Sudden infant death syndrome (SIDS) is one of the leading causes of infant mortality in the US. It causes around 2,400 deaths every year, and the majority of previous studies have concluded that there is no specific cause. But, could genetics play a part in the risks of SIDS? A new study has suggested that it could.

In the study, researchers found that newborn babies who were born with a specific genetic mutation, SCN4A, which plays a role in regulating muscle control , could have an increased risk. The SCN4A gene is very rare, affecting less than five people per 100,000, however it can cause a range of conditions including spasms which lead to breathing and speech difficulties. It’s thought that the weakening of the muscles used for breathing could be to blame in some cases of SIDS.

This isn’t the first time breathing problems have been blamed for cot death. Although the cause is still unknown, advice is often give to parents like avoiding co-sleeping or making sure babies are put to sleep on their back. This measures have been proven to reduce the risks, so there’s a possibility this is also linked to babies breathing.

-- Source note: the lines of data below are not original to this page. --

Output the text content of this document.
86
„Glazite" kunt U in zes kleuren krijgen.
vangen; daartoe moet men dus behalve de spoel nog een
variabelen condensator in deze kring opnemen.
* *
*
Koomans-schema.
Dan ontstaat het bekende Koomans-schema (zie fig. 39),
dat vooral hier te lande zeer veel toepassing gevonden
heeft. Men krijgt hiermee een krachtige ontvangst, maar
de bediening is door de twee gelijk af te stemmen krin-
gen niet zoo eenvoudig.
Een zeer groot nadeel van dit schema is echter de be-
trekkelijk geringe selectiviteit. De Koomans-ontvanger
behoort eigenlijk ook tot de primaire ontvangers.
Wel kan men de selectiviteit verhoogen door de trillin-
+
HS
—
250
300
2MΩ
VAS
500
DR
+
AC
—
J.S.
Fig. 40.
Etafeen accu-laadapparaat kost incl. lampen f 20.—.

Professor Michael Hanna, from the Medical Research Council Centre for Neuromuscular Diseases at University College London, said: “Our study is the first to link a genetic cause of weaker breathing muscles with sudden infant death syndrome, and suggests that genes controlling breathing muscle function could be important in this condition.”

“However, more research will be needed to confirm and fully understand this link. While there are drug treatments for children and adults with genetic neuromuscular disorders caused by SCN4A gene mutations, it is unclear whether these treatments would reduce the risk of sudden infant death syndrome, and further research is essential before these findings can become relevant to treatment.”

Dr Stephen Cannon, from the University of California in Los Angeles, added: “A better understanding of the causes of Sids is needed to identify infants at high risk and to develop interventions and guidelines that will prevent Sids for all infants. Overall, the evidence is compelling that variants of SCN4A with disruption of channel function are over-represented in Sids.”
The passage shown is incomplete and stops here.